A sari-sari store owner who uses GrowSari

GrowSari, the Manila-based startup that helps small shops grow and digitize, announced today that KKR will lead its Series C round with a $45 million investment. The funds will be used to enter new regions in the Philippines and expand its financial products. The Series C round is still ongoing and the startup says it is already oversubscribed, with the final composition currently being finalized. 

Before its Series C, GrowSari’s total raised was $30 million. TechCrunch last wrote about GrowSari in June 2021, when it announced its Series B. Since then, it has expanded the number of municipalities it serves from 100 to 220, and now has a customer base of 100,000 micro, small and mid-sized enterprise (MSME) store owners. 

Founded in 2016, GrowSari is a B2B platform that offers almost every kind of service that small- to medium-sized retailers, including neighborhood stores that carry daily necessities (called sari-saris), roadside and market shops and pharmacies, need.

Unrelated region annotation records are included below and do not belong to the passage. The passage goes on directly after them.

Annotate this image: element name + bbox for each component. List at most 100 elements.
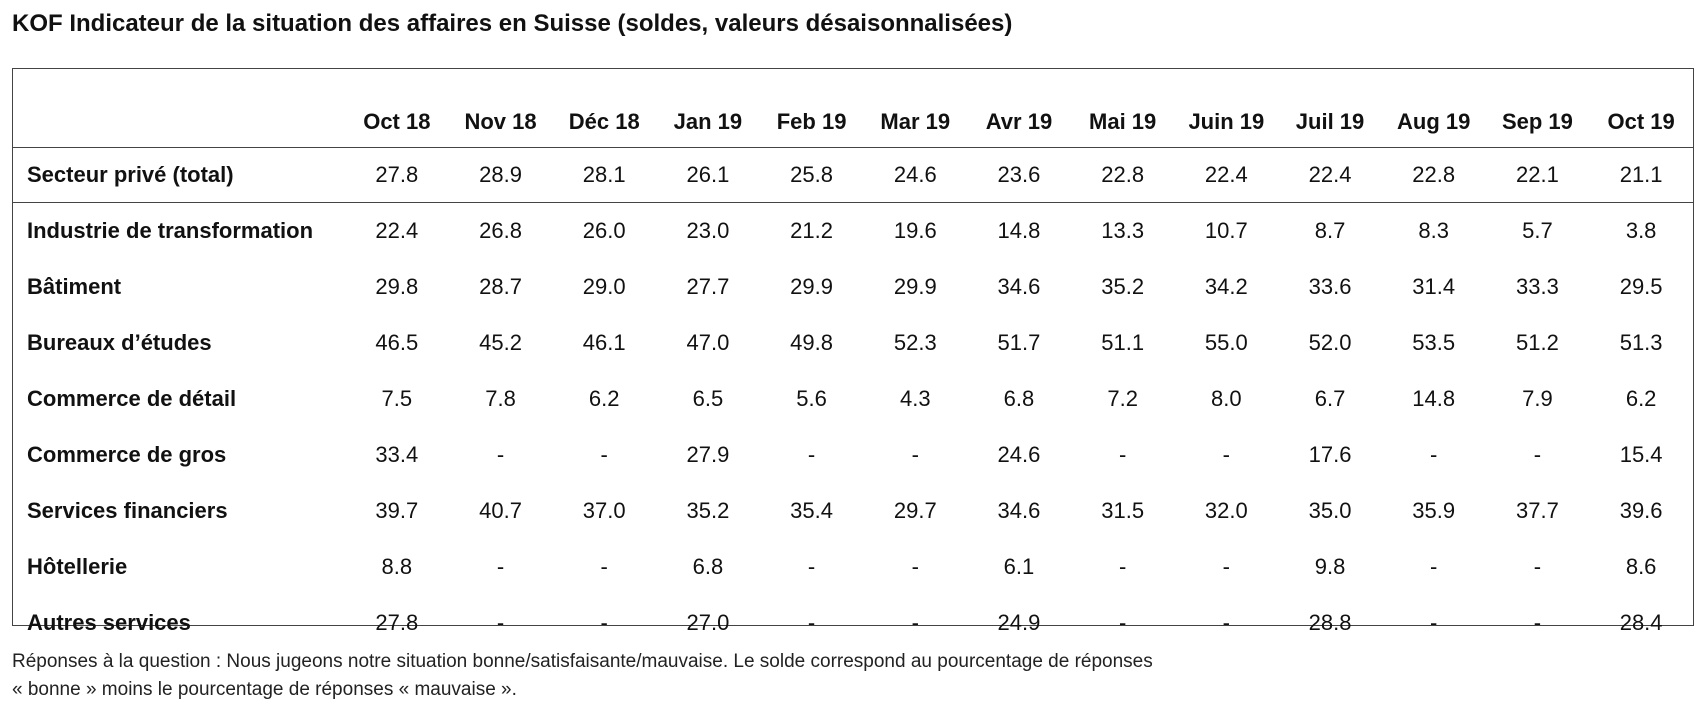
table-cell: 28.8 xyxy=(1308,610,1352,635)
table-row: Hôtellerie 8.8 - - 6.8 - - 6.1 - - 9.8 - - 8.6 xyxy=(13,539,1693,595)
table-cell: 33.3 xyxy=(1515,274,1559,299)
table-cell: 6.1 xyxy=(1003,554,1035,579)
table-cell: 46.5 xyxy=(375,330,419,355)
table-cell: - xyxy=(1222,554,1230,579)
table-cell: 29.7 xyxy=(893,498,937,523)
table-cell: 37.0 xyxy=(582,498,626,523)
table-cell: - xyxy=(1430,554,1438,579)
footnote-line-1: Réponses à la question : Nous jugeons no… xyxy=(12,651,1153,672)
header-corner xyxy=(13,69,345,148)
table-cell: 27.8 xyxy=(345,147,449,203)
table-body: Secteur privé (total) 27.8 28.9 28.1 26.1 25.… xyxy=(13,147,1693,652)
table-cell: 55.0 xyxy=(1204,330,1248,355)
table-cell: 24.6 xyxy=(997,442,1041,467)
table-cell: - xyxy=(496,554,505,579)
table-cell: - xyxy=(911,554,919,579)
table-cell: 34.6 xyxy=(997,274,1041,299)
table-cell: 33.6 xyxy=(1308,274,1352,299)
table-cell: 26.0 xyxy=(582,218,626,243)
column-header: Sep 19 xyxy=(1485,69,1590,148)
table-cell: 31.5 xyxy=(1101,498,1145,523)
table-cell: 22.8 xyxy=(1070,147,1175,203)
table-cell: 31.4 xyxy=(1412,274,1456,299)
header-row: Oct 18 Nov 18 Déc 18 Jan 19 Feb 19 Mar 19 Avr … xyxy=(13,69,1693,148)
table-cell: 37.7 xyxy=(1515,498,1559,523)
table-cell: 27.9 xyxy=(686,442,730,467)
table-cell: 7.5 xyxy=(381,386,413,411)
column-header: Juil 19 xyxy=(1278,69,1382,148)
table-cell: 29.0 xyxy=(582,274,626,299)
table-cell: 22.8 xyxy=(1381,147,1486,203)
table-cell: 28.7 xyxy=(479,274,522,299)
table-cell: 28.1 xyxy=(552,147,657,203)
table-cell: 28.4 xyxy=(1619,610,1663,635)
table-row: Commerce de gros 33.4 - - 27.9 - - 24.6 - - 17.6 - -… xyxy=(13,427,1693,483)
table-cell: 6.2 xyxy=(588,386,620,411)
table-cell: 5.7 xyxy=(1522,218,1553,243)
table-cell: - xyxy=(1430,442,1438,467)
row-label: Industrie de transformation xyxy=(27,218,314,243)
table-cell: 23.0 xyxy=(686,218,730,243)
table-cell: 52.3 xyxy=(893,330,937,355)
row-label: Services financiers xyxy=(27,498,228,523)
table-cell: 52.0 xyxy=(1308,330,1352,355)
table-cell: 13.3 xyxy=(1101,218,1145,243)
table-cell: 6.8 xyxy=(692,554,724,579)
table-cell: - xyxy=(1533,442,1542,467)
table-cell: 21.1 xyxy=(1589,147,1693,203)
table-cell: - xyxy=(1222,442,1230,467)
table-cell: 7.8 xyxy=(485,386,516,411)
table-cell: 25.8 xyxy=(759,147,864,203)
table-cell: - xyxy=(1118,442,1127,467)
table-cell: - xyxy=(1430,610,1438,635)
table-cell: 53.5 xyxy=(1412,330,1456,355)
table-cell: 29.9 xyxy=(893,274,937,299)
column-header: Feb 19 xyxy=(759,69,864,148)
column-header: Oct 19 xyxy=(1589,69,1693,148)
table-cell: 32.0 xyxy=(1204,498,1248,523)
table-row: Bâtiment 29.8 28.7 29.0 27.7 29.9 29.9 34.6 35.2… xyxy=(13,259,1693,315)
table-cell: 27.8 xyxy=(375,610,419,635)
page-title: KOF Indicateur de la situation des affai… xyxy=(12,10,1013,37)
column-header: Déc 18 xyxy=(552,69,657,148)
row-label: Bureaux d’études xyxy=(27,330,212,355)
table-cell: 27.0 xyxy=(686,610,730,635)
table-cell: 35.2 xyxy=(686,498,730,523)
table-cell: - xyxy=(911,442,919,467)
table-cell: 23.6 xyxy=(967,147,1071,203)
table-cell: 24.6 xyxy=(863,147,968,203)
table-cell: 51.3 xyxy=(1619,330,1663,355)
table-cell: 35.2 xyxy=(1101,274,1145,299)
table-cell: 27.7 xyxy=(686,274,730,299)
row-label: Hôtellerie xyxy=(27,554,128,579)
table-cell: 15.4 xyxy=(1619,442,1663,467)
row-label: Commerce de détail xyxy=(27,386,237,411)
row-label: Bâtiment xyxy=(27,274,122,299)
column-header: Oct 18 xyxy=(345,69,449,148)
table-cell: 17.6 xyxy=(1308,442,1352,467)
table-cell: - xyxy=(1533,610,1542,635)
row-label: Commerce de gros xyxy=(27,442,227,467)
table-cell: 6.7 xyxy=(1314,386,1346,411)
table-cell: 8.6 xyxy=(1625,554,1657,579)
table-cell: 40.7 xyxy=(479,498,522,523)
table-cell: - xyxy=(496,610,505,635)
table-cell: 8.3 xyxy=(1418,218,1450,243)
table-cell: 51.7 xyxy=(997,330,1041,355)
table-cell: 6.2 xyxy=(1625,386,1657,411)
table-cell: 22.4 xyxy=(1278,147,1382,203)
table-cell: 35.9 xyxy=(1412,498,1456,523)
table-cell: - xyxy=(1118,610,1127,635)
column-header: Mai 19 xyxy=(1070,69,1175,148)
table-cell: 22.4 xyxy=(375,218,419,243)
table-cell: 7.2 xyxy=(1107,386,1138,411)
table-cell: 7.9 xyxy=(1522,386,1553,411)
table-cell: 26.1 xyxy=(656,147,760,203)
table-cell: 46.1 xyxy=(582,330,626,355)
table-cell: - xyxy=(807,554,816,579)
column-header: Mar 19 xyxy=(863,69,968,148)
table-cell: 8.0 xyxy=(1211,386,1242,411)
column-header: Juin 19 xyxy=(1174,69,1279,148)
table-cell: 35.4 xyxy=(790,498,833,523)
table-cell: 21.2 xyxy=(790,218,833,243)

For example, it has a wholesale marketplace with products from major fast-moving consumer goods (FMCG) brands like Unilever, P&G and Nestle. It partners with over 200 providers, like telecoms, fintechs and subscription plans, so sari-saris can offer services like top-ups and bill payments to their customers. 

Sari-sari operators can also use GrowSari to launch e-commerce stores and access short-term working capital loans to buy inventory. The startup’s other financial products include digital wallets and cash-in services, and it is looking at adding remittance, insurance and loans in partnership with other providers. 

The new funding will be used to expand into the Visayas and Mindanao, the two other main geographical regions in the Philippines, with the goal of covering all 1.1 million “mom and pop” stores in the Philippines.